“He was traumatised”: the single biggest humiliation of Quentin Tarantino’s career

As one of modern Hollywood’s brashest, most outspoken, and self-confident auteurs, Quentin Tarantino doesn’t jump out as someone who would embarrass easily.

For the last 30 years, he’s been voicing his full-throated opinions on everyone and everything to anyone who’ll listen, and even some folks who won’t. Even if you don’t give a single shit what Tarantino has to say, he’s become such a ubiquitous cultural presence that you won’t be able to escape it.

Even when he was a novice filmmaker taking Reservoir Dogs on the road, he carried himself like a veteran.
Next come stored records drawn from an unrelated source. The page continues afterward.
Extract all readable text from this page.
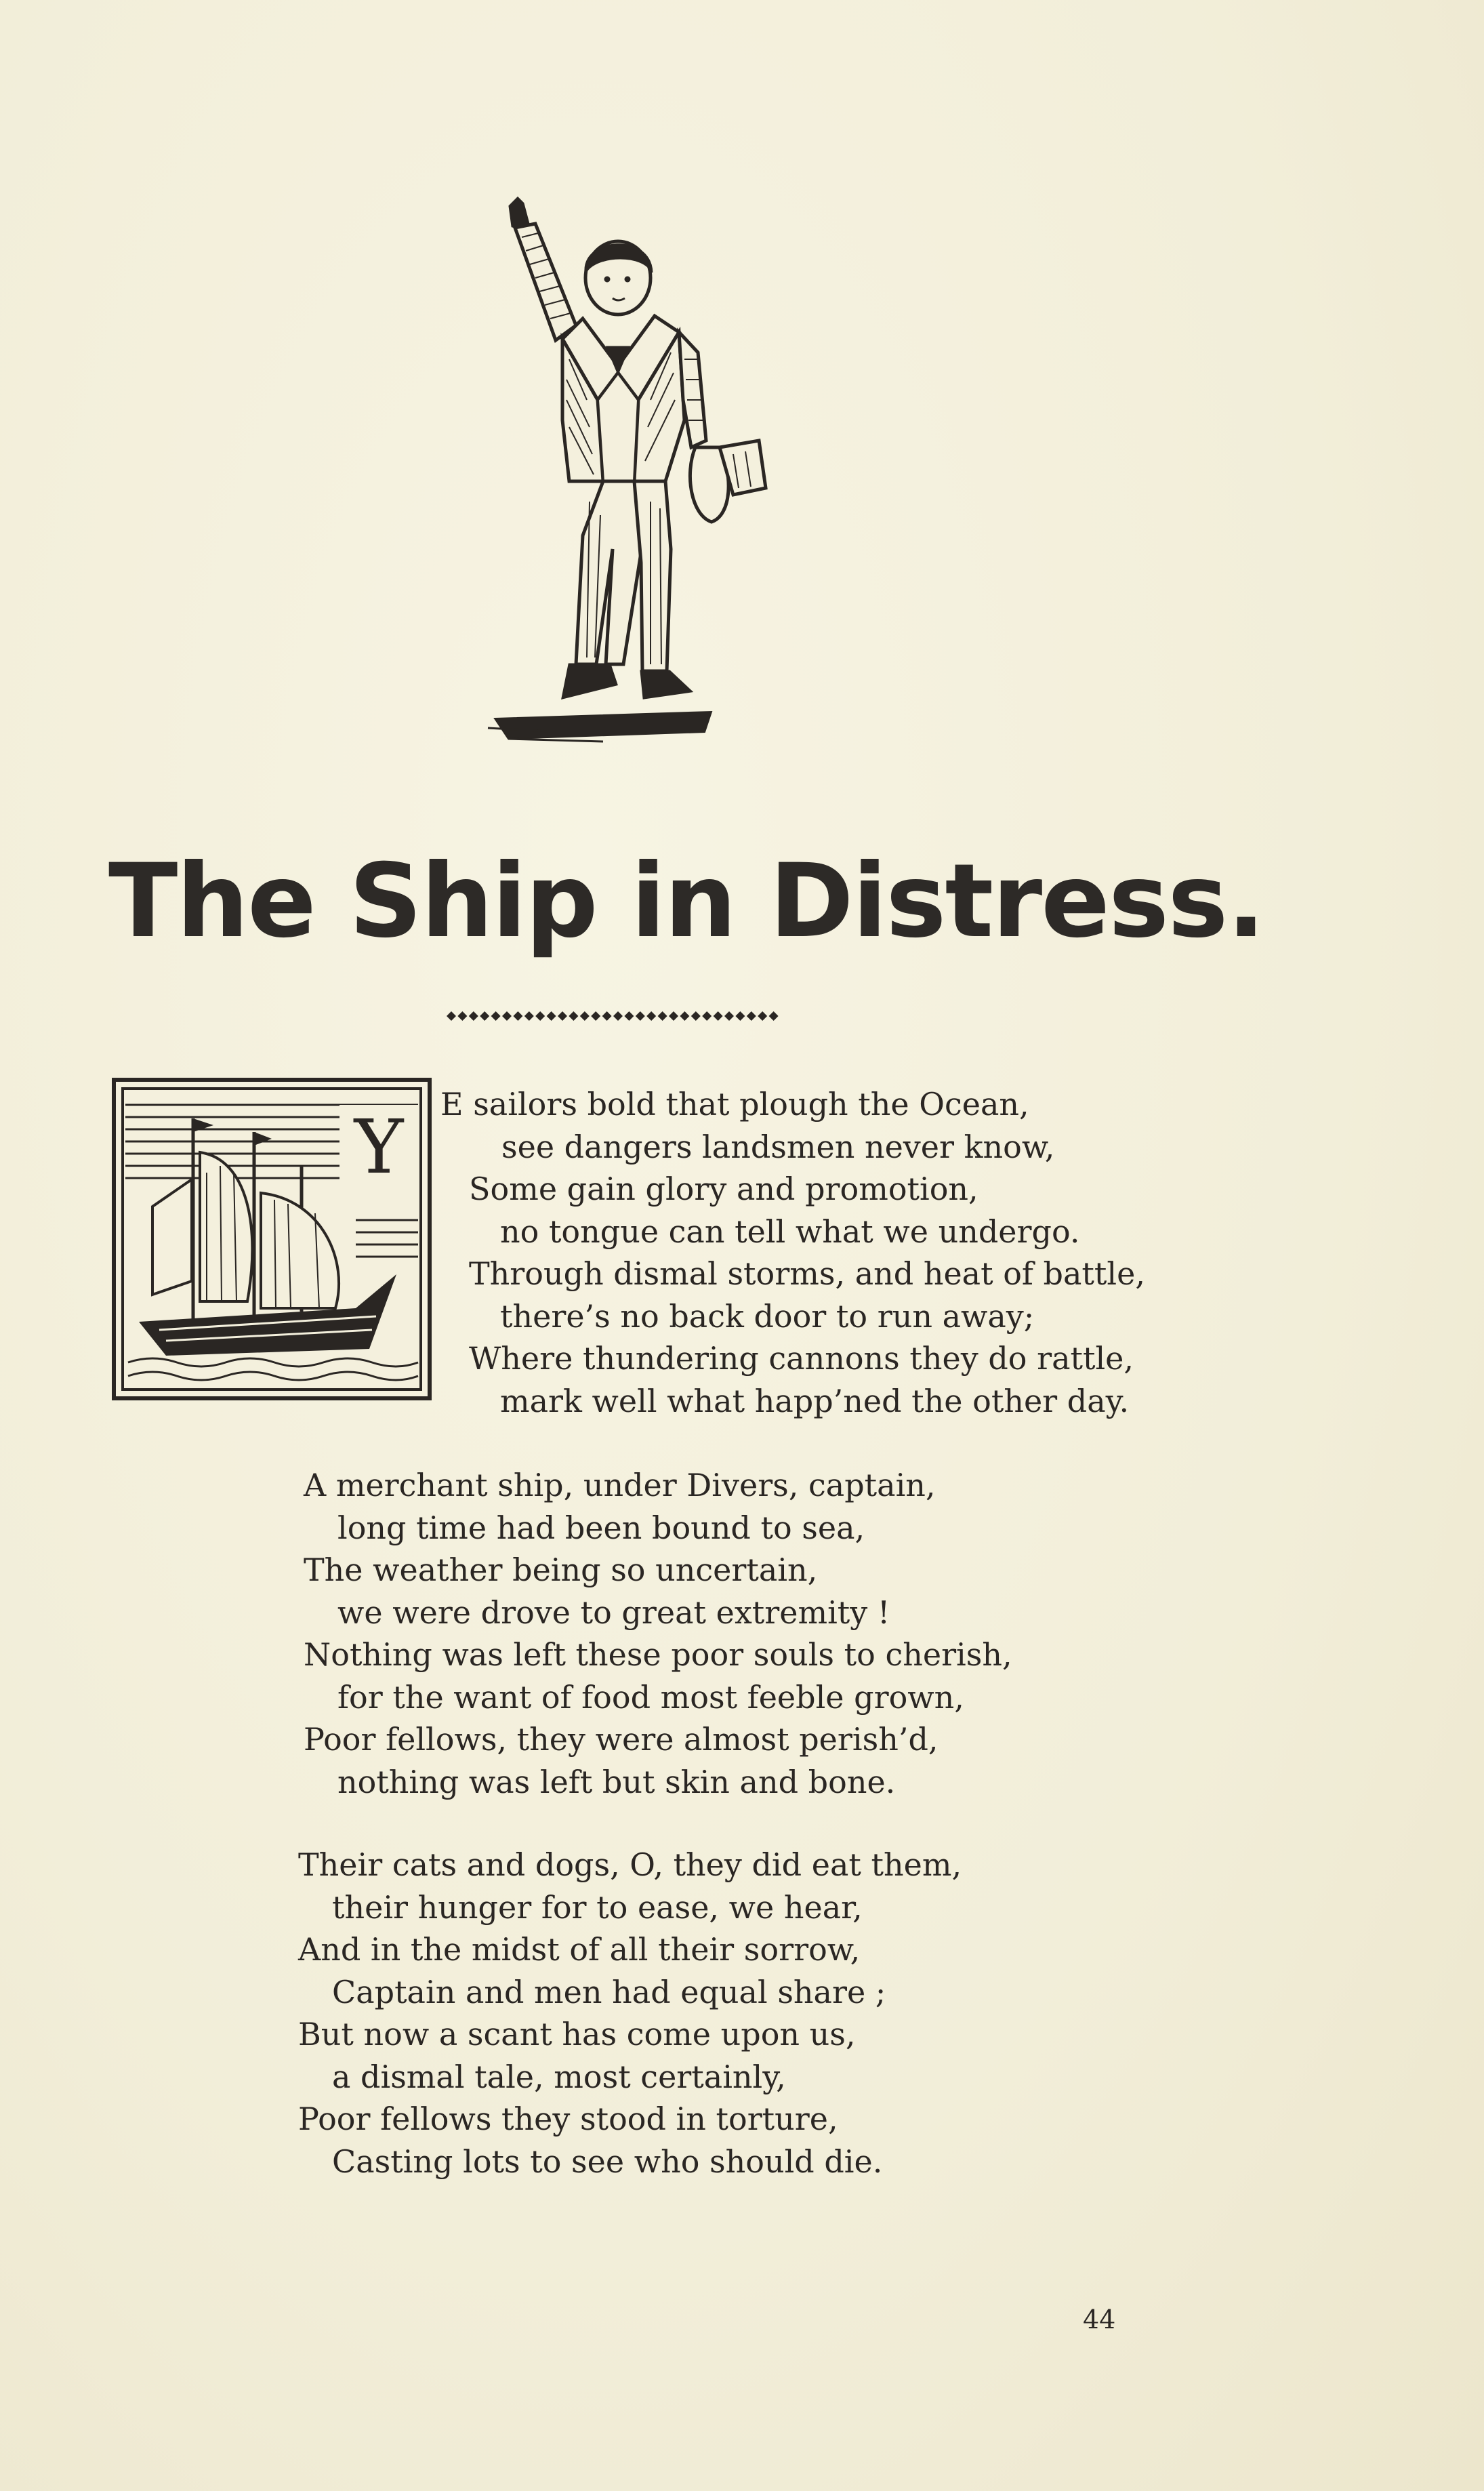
The Ship in Distress.
Y E sailors bold that plough the Ocean,
see dangers landsmen never know,
Some gain glory and promotion,
no tongue can tell what we undergo.
Through dismal storms, and heat of battle,
there’s no back door to run away;
Where thundering cannons they do rattle,
mark well what happ’ned the other day.
A merchant ship, under Divers, captain,
long time had been bound to sea,
The weather being so uncertain,
we were drove to great extremity !
Nothing was left these poor souls to cherish,
for the want of food most feeble grown,
Poor fellows, they were almost perish’d,
nothing was left but skin and bone.
Their cats and dogs, O, they did eat them,
their hunger for to ease, we hear,
And in the midst of all their sorrow,
Captain and men had equal share ;
But now a scant has come upon us,
a dismal tale, most certainly,
Poor fellows they stood in torture,
Casting lots to see who should die.
44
In his mind, he was, with his encyclopaedic knowledge of the medium, ensuring that he could answer any question by referencing a dozen obscure films, which comes with a certain amount of smug self-satisfaction.

People would line up around the block to slap that smug look off his face, but since he’s an incredibly rich and successful writer and director with two Academy Awards who’s also one of the industry’s most influential and widely imitated auteurs, not even Will Smith would be able to get rid of it.

However, there’s one way to kick Tarantino while he’s down, even if it’s not so much a personal attack as a matter of fact. For inexplicable reasons, he seems convinced that he’s not a shit actor, despite having repeatedly proven himself to be a shit actor, and the shittiest actor to have ever appeared in a Tarantino flick, no less.

When he flew too close to the sun, he was reduced to a withered husk. Having stank up the joint in both his own pictures and those helmed by other people, it felt like someone was playing a practical joke when it was announced that Tarantino would be taking his non-existent talents to Broadway to play one of the leading roles in a 1998 revival of Frederick Knott’s Wait Until Dark.

To the surprise of absolutely nobody other than Quentin Tarantino, his performance was savaged, and the production was mothballed after 16 weeks. “That was really horrible,” a friend informed Vanity Fair. “He was like fodder, thrown up there to get the shit kicked out of him,” even suggesting that he’d been sabotaged.

“You don’t go from acting in little bit parts in your own movies to all of a sudden somebody taking advantage of you, although he was game for it, by making you the lead of a Broadway play, they reasoned. It was a severe kick in the teeth, and one that brought him crashing back down to earth after the ill-judged belief that he wasn’t crap at acting led to a public humiliation.

“He was traumatised by that resounding slam that was delivered to him by the New York critics,” the friend added. “He went into a tailspin. It scared him.” Scared him? What about those poor punters who paid good money to watch a Broadway show and had to suffer through Quentin Tarantino pretending that he was a real actor? They should have asked for a refund.